NOTE 15 – RELATED PARTY TRANSACTIONS

 

The Company entered into a note for $122,536 from the Company’s Chief Executive Officer as part of the Share Exchange Agreement on February 15, 2015. On May 11, 2018, the balance of $5,768, was paid in full. As of December 31, 2019, the accounts payable due to related party includes; advances for inventory and services due to David Phipps of $43,403, accrued director fees of $5,000 due to Hector Delgado, Director and service and fees due to Theresa Carlise of $2,668. Total related party payments due as of December 31, 2019 and December 31, 2018 are $51,071 and $39,027, respectively. Those related party payable are non-interest bearing and due on demand.

 

The Company’s UK subsidiary, GTCL has an overadvance line of credit with HSBC, for working capital needs. The overadvance limit is £25,000 or $33,155 at an exchange rate of 1.3262, with interest at 5.50% over Bank of England’s base rate or current rate of 6.25% variable. The advance is guaranteed by David Phipps, the Company’s Chief Executive Officer. The Company has two American Express accounts, for Orbital Satcom Corp. and GTCL, of which are in the name of David Phipps, who personally guarantees the balance owed.

 

The Company employs two individuals who are related to Mr.
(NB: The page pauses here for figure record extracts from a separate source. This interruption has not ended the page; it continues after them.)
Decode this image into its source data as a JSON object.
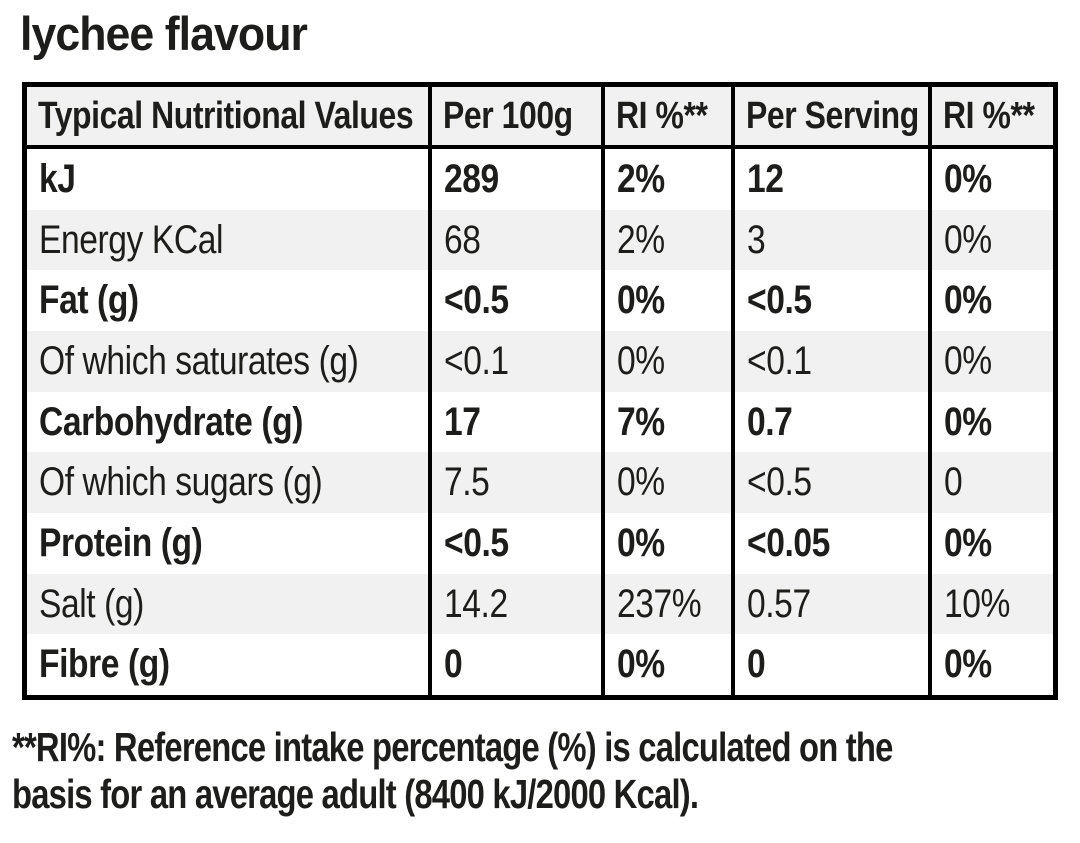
{
  "title": "lychee flavour",
  "table": {
    "headers": [
      "Typical Nutritional Values",
      "Per 100g",
      "RI %**",
      "Per Serving",
      "RI %**"
    ],
    "rows": [
      {
        "label": "kJ",
        "per100g": "289",
        "ri100g": "2%",
        "perServing": "12",
        "riServing": "0%",
        "bold": true
      },
      {
        "label": "Energy KCal",
        "per100g": "68",
        "ri100g": "2%",
        "perServing": "3",
        "riServing": "0%",
        "bold": false
      },
      {
        "label": "Fat (g)",
        "per100g": "<0.5",
        "ri100g": "0%",
        "perServing": "<0.5",
        "riServing": "0%",
        "bold": true
      },
      {
        "label": "Of which saturates (g)",
        "per100g": "<0.1",
        "ri100g": "0%",
        "perServing": "<0.1",
        "riServing": "0%",
        "bold": false
      },
      {
        "label": "Carbohydrate (g)",
        "per100g": "17",
        "ri100g": "7%",
        "perServing": "0.7",
        "riServing": "0%",
        "bold": true
      },
      {
        "label": "Of which sugars (g)",
        "per100g": "7.5",
        "ri100g": "0%",
        "perServing": "<0.5",
        "riServing": "0",
        "bold": false
      },
      {
        "label": "Protein (g)",
        "per100g": "<0.5",
        "ri100g": "0%",
        "perServing": "<0.05",
        "riServing": "0%",
        "bold": true
      },
      {
        "label": "Salt (g)",
        "per100g": "14.2",
        "ri100g": "237%",
        "perServing": "0.57",
        "riServing": "10%",
        "bold": false
      },
      {
        "label": "Fibre (g)",
        "per100g": "0",
        "ri100g": "0%",
        "perServing": "0",
        "riServing": "0%",
        "bold": true
      }
    ]
  },
  "footnote": {
    "line1": "**RI%: Reference intake percentage (%) is calculated on the",
    "line2": "basis for an average adult (8400 kJ/2000 Kcal)."
  },
  "colors": {
    "text": "#1d1d1b",
    "border": "#000000",
    "row_alt_bg": "#f1f1f1",
    "header_bg": "#f1f1f1",
    "page_bg": "#ffffff"
  }
}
Phipps, of which earned gross wages totaling $66,925 and $72,312 for the years ended December 31, 2019 and 2018, respectively.

 

 F-34 

ORBSAT CORP AND SUBSIDIARIES

FKA: ORBITAL TRACKING CORP.

NOTES TO CONSOLIDATED FINANCIAL STATEMENTS

 

NOTE 16 - CONCENTRATIONS

 

Customers:

 

Amazon accounted for 56.9% and 37.3% of the Company’s revenues during the years ended December 31, 2019 and 2018, respectively. No other customer accounted for 10% or more of the Company’s revenues for either period.

 

Suppliers:

 

The following table sets forth information as to each supplier that accounted for 10% or more of the Company’s purchases for the years ended December 31, 2019 and 2018.

 

   December 31, 2019   December 31, 2018 
                   
Network Innovations  $ 1,431,075    30.1%  $2,002,733    42.8%
Garmin  $ 647,360    13.6%  $589,529    12.2%
Globalstar Europe  $ 568,006    12.0%  $610,933    12.7%
Cygnus Telecom  $ 525,231    11.1%  $457,871    9.5%

 

Geographic:

 

The following table sets forth revenue as to each geographic location, for the years ended December 31, 2019 and 2018:

 

   Year Ended December 31, 2019       Year Ended December 31, 2018     
                 
Europe  $4,152,218    70.7%  $3,841,332    67.1%
North America   1,162,869    19.8%   1,282,494    22.4%
South America   42,212    0.7%   227,280    4.0%
Asia & Pacific   414,725    7.1%   317,699    5.5%
Africa   46,783    0.8%   58,096    1.0%
   $5,869,558        $5,726,901      

 

NOTE 16 – SUBSEQUENT EVENTS

 

On January 31, 2020, the Company issued an aggregate of 36,294 shares of common stock upon the conversion of convertible debt, as issued on May 13, 2019, in the amount of $3,629.

 

On February 10, 2020, the Company issued an aggregate of 25,421 shares of common stock upon the conversion of convertible debt, as issued on May 13, 2019, in the amount of $2,542.

 

On February 11, 2020, the Company issued an aggregate of 23,580 shares of common stock upon the conversion of convertible debt, as issued on May 13, 2019, in the amount of $2,358.

 

On February 18, 2020, the Company issued an aggregate of 13,192 shares of common stock upon the conversion of convertible debt, as issued on May 13, 2019, in the amount of $1,319.

 

On February 19, 2020, the Company issued an aggregate of 4,468 shares of common stock upon the conversion of convertible debt, as issued on May 13, 2019, in the amount of $447.

 

On March 9, 2020, the Company issued an aggregate of 10,305 shares of common stock upon the conversion of convertible debt, as issued on May 13, 2019, in the amount of $1,031.

 

On March 13, 2020, Orbsat Corp and David Phipps and Theresa Carlise, the Company’s Chief Executive Officer and Chief Financial Officer, respectively, executed waivers of the provisions in their respective employment agreement requiring prior written notice of non-renewal to the other party. As a result, their respective employment terms with the Company will not be automatically extended as set forth in such employment agreements and will terminate as of June 14, 2020.